My experience with opera singers is that Italian vowels are so different from English vowels that sometimes even years of professional training do not get the right pronunciation. Getting a first approximation - the level needed to get understood or have a conversation - is a thing, but getting the right sounds in order to sound like a native in performance is often impossible - and I am speaking of some of the top professionals in the field. - For example, in Verdi's Macbeth the soprano is supposed to begin her first aria reading aloud a letter; some of the best international prima donnas, who have sung the role worldwide, have made Italian audiences split their sides laughing only by declaiming four lines, and the trouble is always in the sound of vowels (apparently only Spanish singers get them right).
I think here we are observing the opposite thing.
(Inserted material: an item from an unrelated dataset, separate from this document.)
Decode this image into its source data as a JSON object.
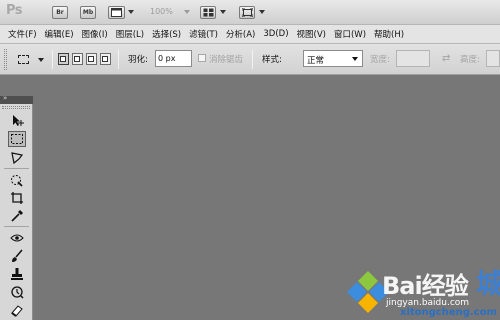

I pay my respect to the original poster and her will to listen and understand a foreign language. Still, translating Italian vowel sounds into English vowel sounds is much more troublesome than it looks like, if you want to do a professional job - in the end, probably there is no exact way to render Italian vowels in English spelling (approximate way: yes - exact way: not). Even Italian spelling is not exact, as it does not differentiate (unless you use accents) between some closed and some open vowels, still getting them right is the first stage of any acting lesson. Add to this layer of difficulty the matter of Italian words getting truncated or elongated in everyday or dialectal speech, so I have reasons to believe that the original poster misinterpreted some sounds. Nothing to get offended about; we would probably need a recording of the whole sentence to understand the context and explain.
What you won't hear from an Italian is "grazia" all by itself (pronounced GRAHT-see-yah) for "thank you."